Friday, October 26, 2018


Published on Newsmax.

Those suffering from America’s opioid crisis recently received two major messages of hope.

On October 24, President Donald Trump signed the Opioid Crisis Response Act (OCRA) into law. Dozens of bills designed to address the diverse aspects of the opioid crisis were consolidated into one strategic and integrated approach. OCRA received overwhelming bi-partisan support in both Chambers.

HR6, which is now Public Law 115-271, broke new ground in being the first legislation to mandate aggressive development and adoption of alternative pain treatments that include innovative medical technologies for pain management”.

On October 11, Congress held its first ever briefing on ending opioid use through “innovative medical technologies for pain management”.

Photobiomodulation (PBM) was the featured technology.

James Carroll (CEO, THOR Photomedicine), Professor Praveen Arany (New York University at Buffalo), Annette Quinn RN (Radiation Oncology, University of Pittsburgh (UPMC) Cancer Center) introduced the science and promise of PBM Therapy to a capacity crowd of senior policy officials from House and Senate offices, the Executive Branch, and leading think tanks. Nineteen science and medical organizations sponsored this historic gathering.

PBM Therapy delivers a beam of light, which when applied to the body at the right wavelength (red to near infra-red), intensity and time, reverses the disease process of a growing number of medical conditions. It works by delivering light to the hundreds of mitochondria that exist in every one our body’s 37 trillion cells. This provides an energy boost that helps the cells repair and operate at peak performance.

There are already 500 clinical trials and 4,000 laboratory studies that show PBM Therapy’s effectiveness, without any documented side-effects. "PBM Therapy is commonly used in Australia, Brazil, Canada, New Zealand, and most European nations. The national health programs in many of these countries cover PBM treatments.”

The United States has been slow to embrace PBM Therapy. American Veterinarians and athletes have used it for years to treat pain. The urgency of the opioid crisis, and the new mandate for pain treatment alternatives, may finally bring this proven approach to those who need it.

The study mandated by the newly signed Opioid Crisis Response Act (OCRA) will be led by the Secretary of Health and Human Services (HHS). This is important, as Medicare and Medicaid can dramatically reduce health costs when patients use PBM Therapy. Quicker recovery time, no side effects, shorter hospital stays, and reduced return visits have cut costs by nearly fifty percent in the United Kingdom. PBM use would substantially reduce costs to both patients and private health insurance companies.

The next steps for PBM Therapy adoption are mandated in the OCRA law, including research grants to fund further basic science experiments, therapeutic dose, and large multi-center clinical trials. OCRA also funds “regional centers of excellence” to develop curriculum and train the next generation of healthcare professionals in non-opioid pain treatments.

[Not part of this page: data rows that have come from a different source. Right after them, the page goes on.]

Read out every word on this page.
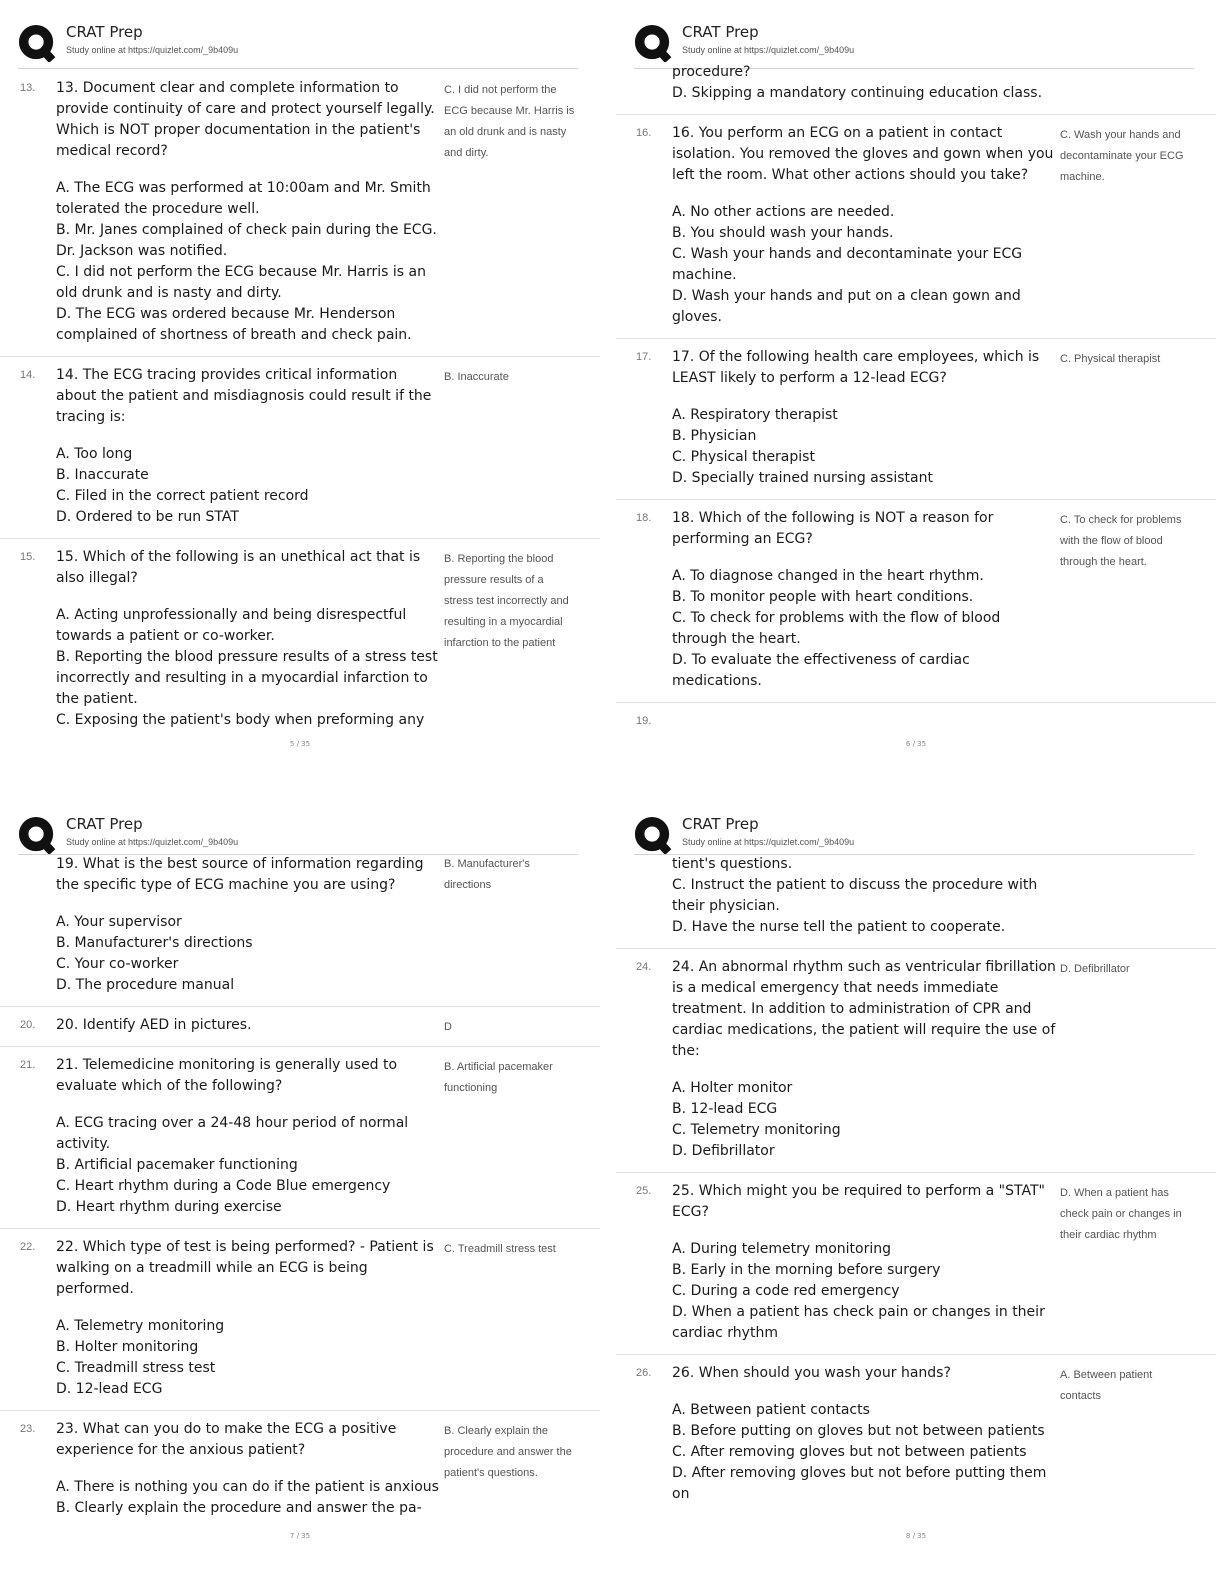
CRAT Prep
Study online at https://quizlet.com/_9b409u
13. 13. Document clear and complete information to provide continuity of care and protect yourself legally. Which is NOT proper documentation in the patient's medical record?

A. The ECG was performed at 10:00am and Mr. Smith tolerated the procedure well.

B. Mr. Janes complained of check pain during the ECG. Dr. Jackson was notified.

C. I did not perform the ECG because Mr. Harris is an old drunk and is nasty and dirty.

D. The ECG was ordered because Mr. Henderson complained of shortness of breath and check pain.

C. I did not perform the ECG because Mr. Harris is an old drunk and is nasty and dirty.
14. 14. The ECG tracing provides critical information about the patient and misdiagnosis could result if the tracing is:

A. Too long

B. Inaccurate

C. Filed in the correct patient record

D. Ordered to be run STAT

B. Inaccurate
15. 15. Which of the following is an unethical act that is also illegal?

A. Acting unprofessionally and being disrespectful towards a patient or co-worker.

B. Reporting the blood pressure results of a stress test incorrectly and resulting in a myocardial infarction to the patient.

C. Exposing the patient's body when preforming any

B. Reporting the blood pressure results of a stress test incorrectly and resulting in a myocardial infarction to the patient
5 / 35
CRAT Prep
Study online at https://quizlet.com/_9b409u

procedure?

D. Skipping a mandatory continuing education class.

16. 16. You perform an ECG on a patient in contact isolation. You removed the gloves and gown when you left the room. What other actions should you take?

A. No other actions are needed.

B. You should wash your hands.

C. Wash your hands and decontaminate your ECG machine.

D. Wash your hands and put on a clean gown and gloves.

C. Wash your hands and decontaminate your ECG machine.
17. 17. Of the following health care employees, which is LEAST likely to perform a 12-lead ECG?

A. Respiratory therapist

B. Physician

C. Physical therapist

D. Specially trained nursing assistant

C. Physical therapist
18. 18. Which of the following is NOT a reason for performing an ECG?

A. To diagnose changed in the heart rhythm.

B. To monitor people with heart conditions.

C. To check for problems with the flow of blood through the heart.

D. To evaluate the effectiveness of cardiac medications.

C. To check for problems with the flow of blood through the heart.
19.
6 / 35
CRAT Prep
Study online at https://quizlet.com/_9b409u

19. What is the best source of information regarding the specific type of ECG machine you are using?

A. Your supervisor

B. Manufacturer's directions

C. Your co-worker

D. The procedure manual

B. Manufacturer's directions
20. 20. Identify AED in pictures.	D
21. 21. Telemedicine monitoring is generally used to evaluate which of the following?

A. ECG tracing over a 24-48 hour period of normal activity.

B. Artificial pacemaker functioning

C. Heart rhythm during a Code Blue emergency

D. Heart rhythm during exercise

B. Artificial pacemaker functioning
22. 22. Which type of test is being performed? - Patient is walking on a treadmill while an ECG is being performed.

A. Telemetry monitoring

B. Holter monitoring

C. Treadmill stress test

D. 12-lead ECG

C. Treadmill stress test
23. 23. What can you do to make the ECG a positive experience for the anxious patient?

A. There is nothing you can do if the patient is anxious

B. Clearly explain the procedure and answer the pa-

B. Clearly explain the procedure and answer the patient's questions.
7 / 35
CRAT Prep
Study online at https://quizlet.com/_9b409u

tient's questions.

C. Instruct the patient to discuss the procedure with their physician.

D. Have the nurse tell the patient to cooperate.

24. 24. An abnormal rhythm such as ventricular fibrillation is a medical emergency that needs immediate treatment. In addition to administration of CPR and cardiac medications, the patient will require the use of the:

A. Holter monitor

B. 12-lead ECG

C. Telemetry monitoring

D. Defibrillator

D. Defibrillator
25. 25. Which might you be required to perform a "STAT" ECG?

A. During telemetry monitoring

B. Early in the morning before surgery

C. During a code red emergency

D. When a patient has check pain or changes in their cardiac rhythm

D. When a patient has check pain or changes in their cardiac rhythm
26. 26. When should you wash your hands?

A. Between patient contacts

B. Before putting on gloves but not between patients

C. After removing gloves but not between patients

D. After removing gloves but not before putting them on

A. Between patient contacts
8 / 35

Harvard University’s Medical School is discovering that PBM reverses Alzheimer’s, Parkinson’s, treats depression and Post-traumatic stress disorder (PTSD). Boston University is working with the Veterans Administration on depression, traumatic brain injury (TBI), and PTSD. University of Pittsburgh’s Medical Center and New York University’s Medical College are proving that PBM Therapy reverses and even prevents the side effects of cancer radiotherapy, especially oral mucositis.

Shepherd University will be the first nursing school in America to formally include PBM Therapy in their curriculum. Shepherd is leading the way on revolutionizing medical protocols for the betterment of patients and their loved ones. Hopefully, other schools will join the PBM Therapy movement.

The Food and Drug Administration (FDA) has spent over a year determining how to expand its PBM Therapy approval. This includes establishing a dedicated PBM Product Code, and officially recognizing PBM treatments are curative, not just temporary relief. It is time for the FDA to move forward.

After years of tragedy and death, the battle to rid America of opioid use disorder is starting to turn the tide. This promise of hope will become a reality only when PBM Therapy receives the funding, acceptance, and adoption it deserves.